Paul Connolly, UK managing director for cost management at the firm, said clients should make the most of the “eleventh-hour reprieve” provided by the mini-delay to Brexit – which had originally been due to take place on Friday.
The actual date and nature of Brtain’s departure from the EU remains unknown, with the prime minister’s negotiated withdrawal agreement having been defeated three times in the House of Commons, and an array of alternative options having been defeated two times through so-called indicative votes.
But under statute Brexit is now scheduled to take place on 12 April, unless a further extension can be agreed by the UK and the EU.

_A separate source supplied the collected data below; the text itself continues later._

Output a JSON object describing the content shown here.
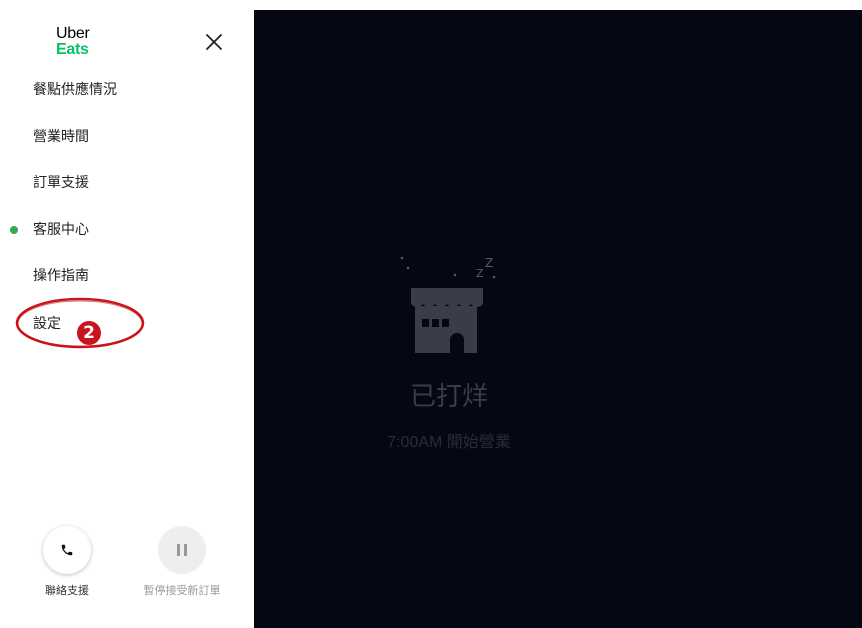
{
  "colors": {
    "brand_green": "#06c167",
    "active_dot": "#3aa657",
    "main_bg": "#050712",
    "muted_text": "#3a3c48",
    "muted_sub": "#2a2c38",
    "annotation_red": "#c8141c"
  },
  "logo": {
    "line1": "Uber",
    "line2": "Eats"
  },
  "header": {
    "close_icon": "close-icon"
  },
  "menu": {
    "items": [
      {
        "label": "餐點供應情況",
        "active": false
      },
      {
        "label": "營業時間",
        "active": false
      },
      {
        "label": "訂單支援",
        "active": false
      },
      {
        "label": "客服中心",
        "active": true
      },
      {
        "label": "操作指南",
        "active": false
      },
      {
        "label": "設定",
        "active": false
      }
    ]
  },
  "annotation": {
    "number": "2"
  },
  "bottom_actions": {
    "contact": {
      "label": "聯絡支援",
      "icon": "phone-icon"
    },
    "pause": {
      "label": "暫停接受新訂單",
      "icon": "pause-icon"
    }
  },
  "main": {
    "status_title": "已打烊",
    "status_subtitle": "7:00AM 開始營業",
    "illustration": "closed-store-icon"
  }
}
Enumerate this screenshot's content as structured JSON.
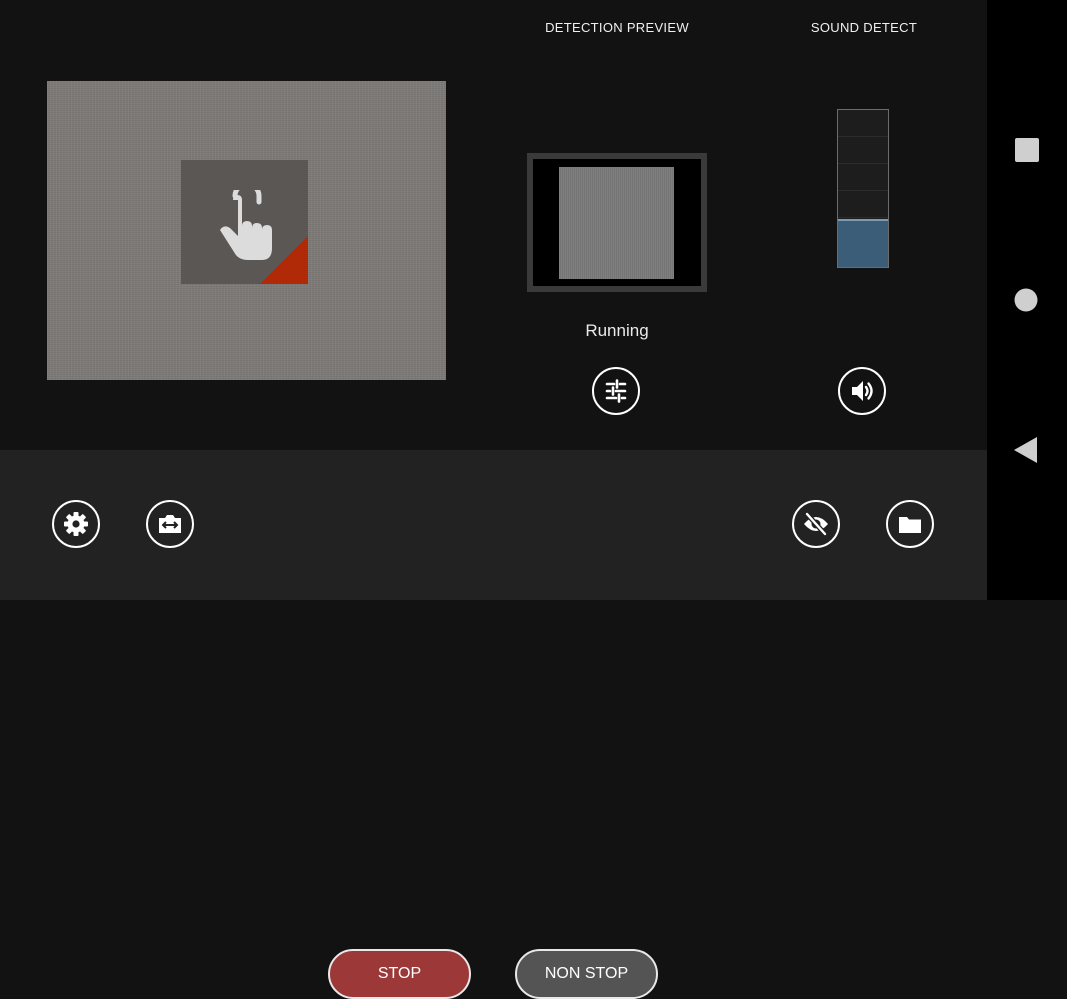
{
  "detection_preview": {
    "title": "DETECTION PREVIEW",
    "status": "Running"
  },
  "sound_detect": {
    "title": "SOUND DETECT",
    "level": 0.29
  },
  "controls": {
    "stop_label": "STOP",
    "nonstop_label": "NON STOP"
  },
  "icons": {
    "camera_tap": "touch-hand-icon",
    "filter": "sliders-icon",
    "sound": "speaker-icon",
    "settings": "gear-icon",
    "switch_camera": "switch-camera-icon",
    "hide": "eye-off-icon",
    "folder": "folder-icon",
    "nav_recents": "square-icon",
    "nav_home": "circle-icon",
    "nav_back": "triangle-back-icon"
  },
  "colors": {
    "stop": "#9c3838",
    "nonstop": "#545454",
    "meter_fill": "#3c5d78",
    "accent_corner": "#b02a08"
  }
}
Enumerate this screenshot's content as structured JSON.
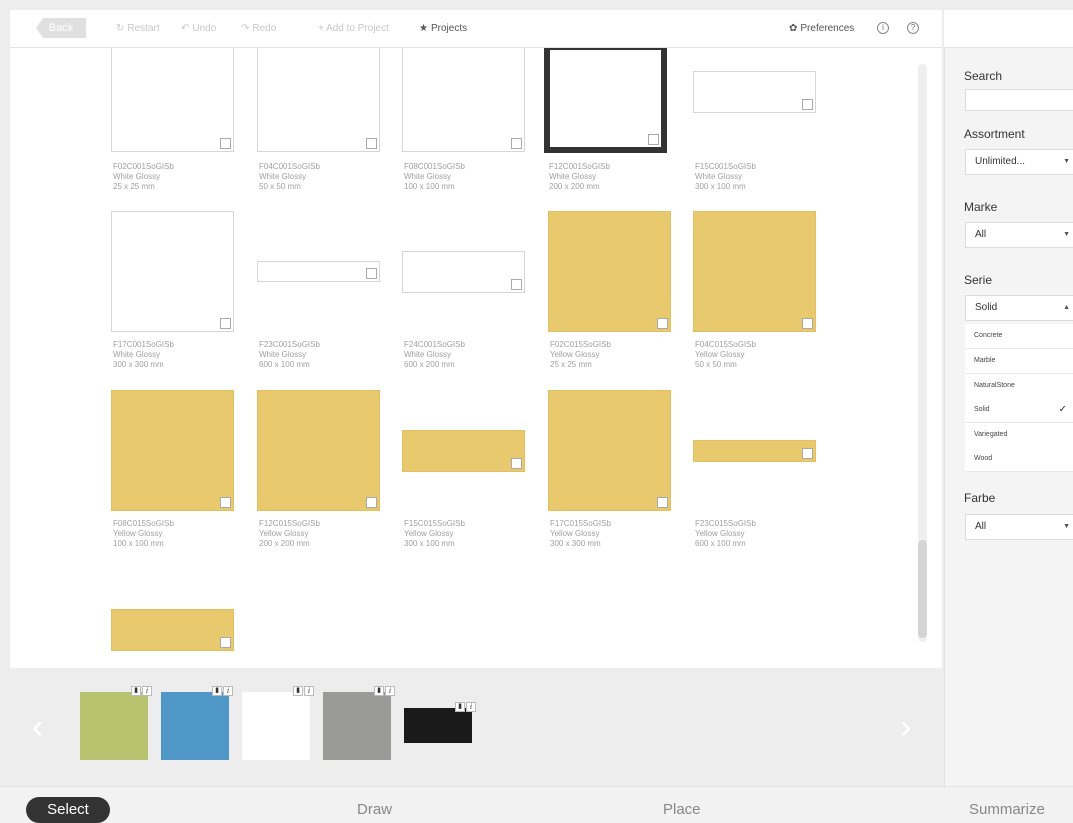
{
  "toolbar": {
    "back": "Back",
    "restart": "Restart",
    "undo": "Undo",
    "redo": "Redo",
    "add_to_project": "+ Add to Project",
    "projects": "Projects",
    "preferences": "Preferences",
    "icons": {
      "restart": "restart-icon",
      "undo": "undo-icon",
      "redo": "redo-icon",
      "projects": "star-icon",
      "preferences": "gear-icon",
      "info": "info-icon",
      "help": "help-icon"
    }
  },
  "tiles": [
    {
      "code": "F02C001SoGISb",
      "finish": "White Glossy",
      "size": "25 x 25 mm",
      "color": "white"
    },
    {
      "code": "F04C001SoGISb",
      "finish": "White Glossy",
      "size": "50 x 50 mm",
      "color": "white"
    },
    {
      "code": "F08C001SoGISb",
      "finish": "White Glossy",
      "size": "100 x 100 mm",
      "color": "white"
    },
    {
      "code": "F12C001SoGISb",
      "finish": "White Glossy",
      "size": "200 x 200 mm",
      "color": "white",
      "selected": true
    },
    {
      "code": "F15C001SoGISb",
      "finish": "White Glossy",
      "size": "300 x 100 mm",
      "color": "white"
    },
    {
      "code": "F17C001SoGISb",
      "finish": "White Glossy",
      "size": "300 x 300 mm",
      "color": "white"
    },
    {
      "code": "F23C001SoGISb",
      "finish": "White Glossy",
      "size": "600 x 100 mm",
      "color": "white"
    },
    {
      "code": "F24C001SoGISb",
      "finish": "White Glossy",
      "size": "600 x 200 mm",
      "color": "white"
    },
    {
      "code": "F02C015SoGISb",
      "finish": "Yellow Glossy",
      "size": "25 x 25 mm",
      "color": "yellow"
    },
    {
      "code": "F04C015SoGISb",
      "finish": "Yellow Glossy",
      "size": "50 x 50 mm",
      "color": "yellow"
    },
    {
      "code": "F08C015SoGISb",
      "finish": "Yellow Glossy",
      "size": "100 x 100 mm",
      "color": "yellow"
    },
    {
      "code": "F12C015SoGISb",
      "finish": "Yellow Glossy",
      "size": "200 x 200 mm",
      "color": "yellow"
    },
    {
      "code": "F15C015SoGISb",
      "finish": "Yellow Glossy",
      "size": "300 x 100 mm",
      "color": "yellow"
    },
    {
      "code": "F17C015SoGISb",
      "finish": "Yellow Glossy",
      "size": "300 x 300 mm",
      "color": "yellow"
    },
    {
      "code": "F23C015SoGISb",
      "finish": "Yellow Glossy",
      "size": "600 x 100 mm",
      "color": "yellow"
    },
    {
      "color": "yellow"
    }
  ],
  "colors": {
    "yellow": "#e8c96d",
    "white": "#ffffff",
    "dark": "#333333"
  },
  "swatches": [
    {
      "color": "#b9c36f",
      "info": "i",
      "trash_icon": "trash-icon"
    },
    {
      "color": "#4f97c6",
      "info": "i",
      "trash_icon": "trash-icon"
    },
    {
      "color": "#ffffff",
      "info": "i",
      "trash_icon": "trash-icon"
    },
    {
      "color": "#9a9a98",
      "info": "i",
      "trash_icon": "trash-icon"
    },
    {
      "color": "#1a1a1a",
      "info": "i",
      "trash_icon": "trash-icon"
    }
  ],
  "sidebar": {
    "search_label": "Search",
    "search_value": "",
    "assortment_label": "Assortment",
    "assortment_value": "Unlimited...",
    "marke_label": "Marke",
    "marke_value": "All",
    "serie_label": "Serie",
    "serie_value": "Solid",
    "serie_options": [
      "Concrete",
      "Marble",
      "NaturalStone",
      "Solid",
      "Variegated",
      "Wood"
    ],
    "serie_checked": "Solid",
    "farbe_label": "Farbe",
    "farbe_value": "All"
  },
  "nav": {
    "select": "Select",
    "draw": "Draw",
    "place": "Place",
    "summarize": "Summarize"
  }
}
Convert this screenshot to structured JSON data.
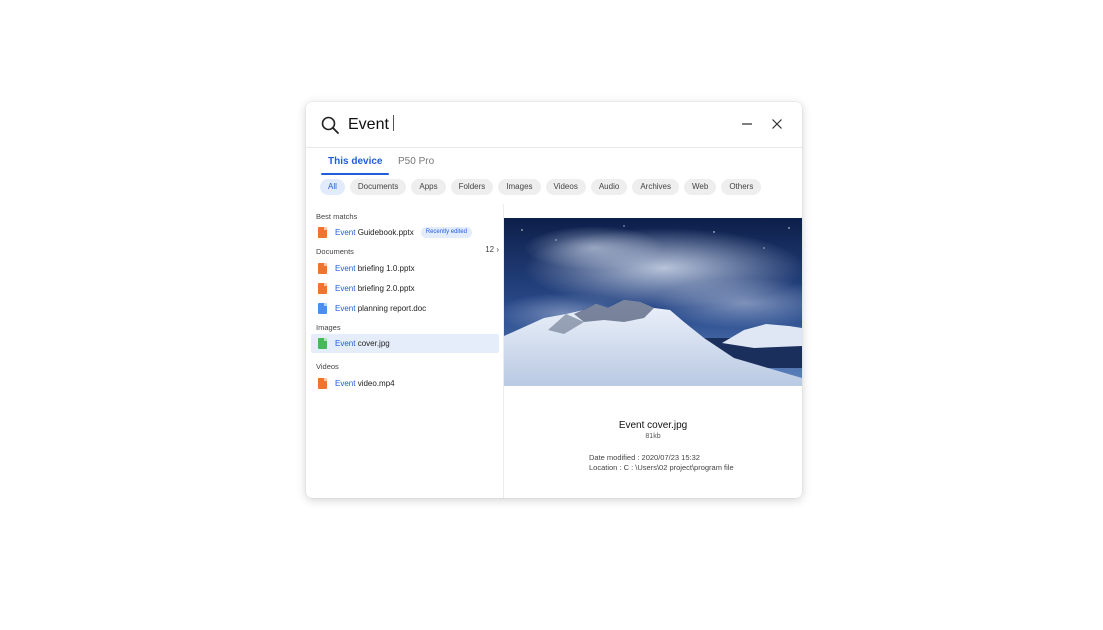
{
  "search": {
    "query": "Event"
  },
  "tabs": [
    {
      "label": "This device"
    },
    {
      "label": "P50 Pro"
    }
  ],
  "filters": [
    "All",
    "Documents",
    "Apps",
    "Folders",
    "Images",
    "Videos",
    "Audio",
    "Archives",
    "Web",
    "Others"
  ],
  "results": {
    "best_matches": {
      "title": "Best matchs",
      "items": [
        {
          "highlight": "Event",
          "rest": " Guidebook.pptx",
          "badge": "Recently edited",
          "icon": "pptx-icon"
        }
      ]
    },
    "documents": {
      "title": "Documents",
      "count": "12",
      "items": [
        {
          "highlight": "Event",
          "rest": " briefing 1.0.pptx",
          "icon": "pptx-icon"
        },
        {
          "highlight": "Event",
          "rest": " briefing 2.0.pptx",
          "icon": "pptx-icon"
        },
        {
          "highlight": "Event",
          "rest": " planning report.doc",
          "icon": "doc-icon"
        }
      ]
    },
    "images": {
      "title": "Images",
      "items": [
        {
          "highlight": "Event",
          "rest": " cover.jpg",
          "icon": "image-icon"
        }
      ]
    },
    "videos": {
      "title": "Videos",
      "items": [
        {
          "highlight": "Event",
          "rest": " video.mp4",
          "icon": "video-icon"
        }
      ]
    }
  },
  "preview": {
    "name": "Event cover.jpg",
    "size": "81kb",
    "date_modified": "Date modified   : 2020/07/23 15:32",
    "location": "Location : C : \\Users\\02 project\\program file"
  },
  "colors": {
    "accent": "#1f5ed8",
    "selected_row": "#e5edfa",
    "pptx": "#f0732e",
    "doc": "#4a8ef0",
    "image": "#49b85b"
  }
}
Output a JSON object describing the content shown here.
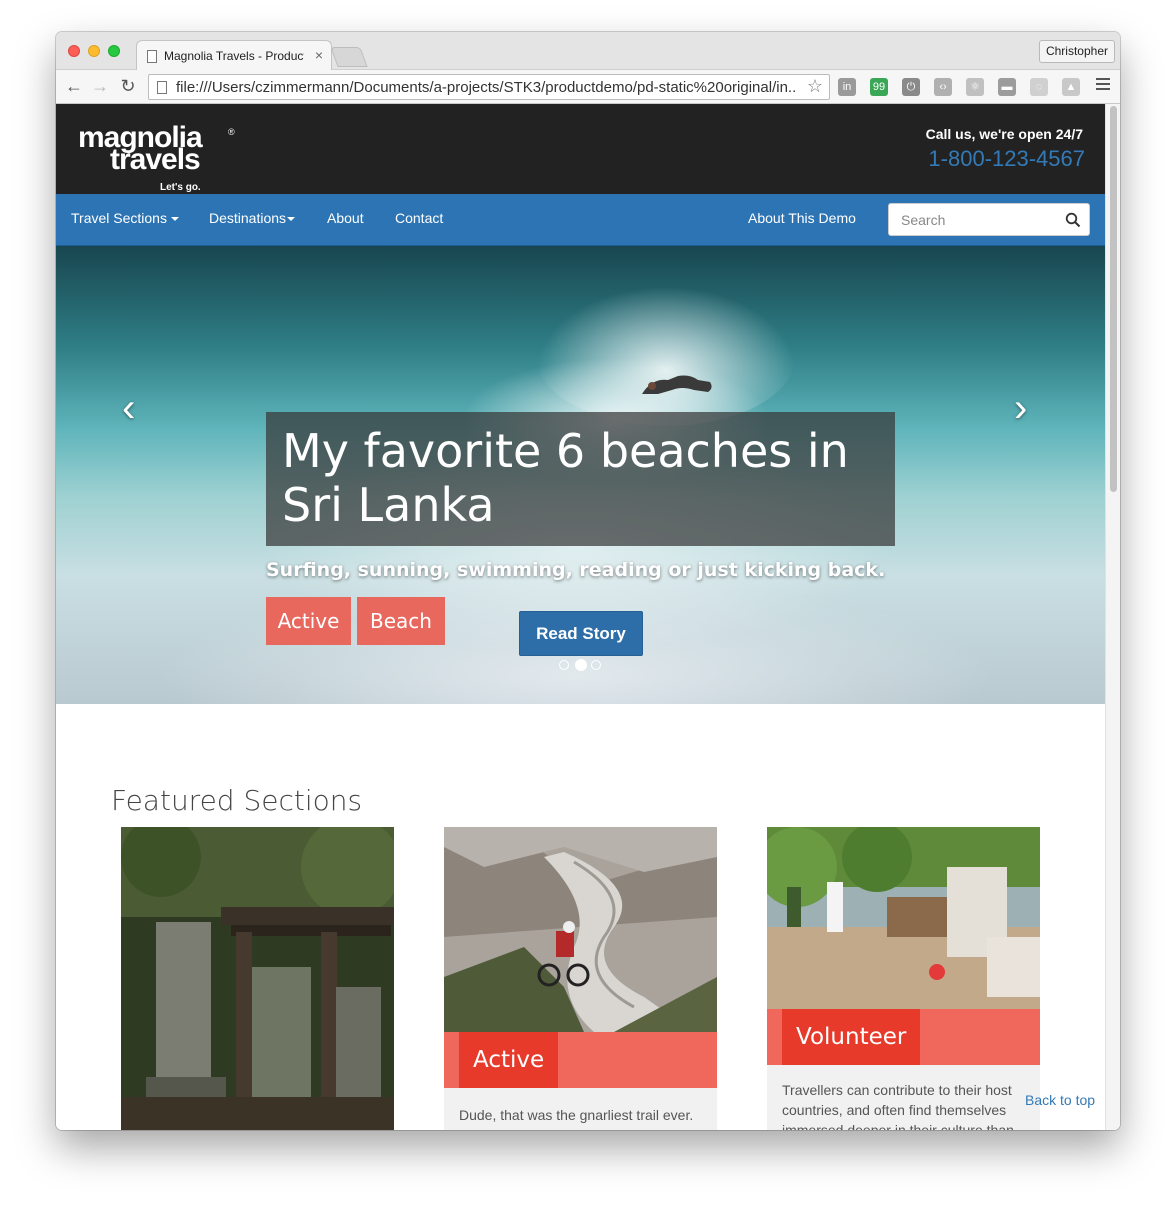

“Although [the delay to 12 April] does not provide clarity, it’s a welcome window in which to ramp up contingency plans to maintain key projects and programmes,” Connolly said.
In its latest market intelligence report, T&T suggested the “top 10 issues to address” in the face of Brexit and an uncertain market – with stockpiling at number one.
The report said: “Clients should consider stockpiling as a way to increase certainty of both supply and price,” adding that both forward purchasing and careful stock management ought to be looked at.
And it advises clients to consider substituting products from the EU for alternatives from other regions, adding: “Review the role the design supply chain can play at looking at alternative options, particularly material substitutes.”
T&T also said the weakness of supply chains and the threat of insolvencies means “hoping the UK supply chain will take up the slack is not an option”.
The report said: “There may be cases where [passing all risk onto the supply chain] would be legally possible but strategically unwise; for example, if it leads to an expensive legal dispute that ends up breaking the supply chain by triggering insolvencies.”
It added that in the event of a hard Brexit “the UK supply chain will come under stress not only from an abrupt shift in construction demand, but also from other parts of the economy”.
Other advice offered to clients includes to hedge against a fall in the value of sterling, to monitor contractors for signs of distress and review contracts for exposure to risk.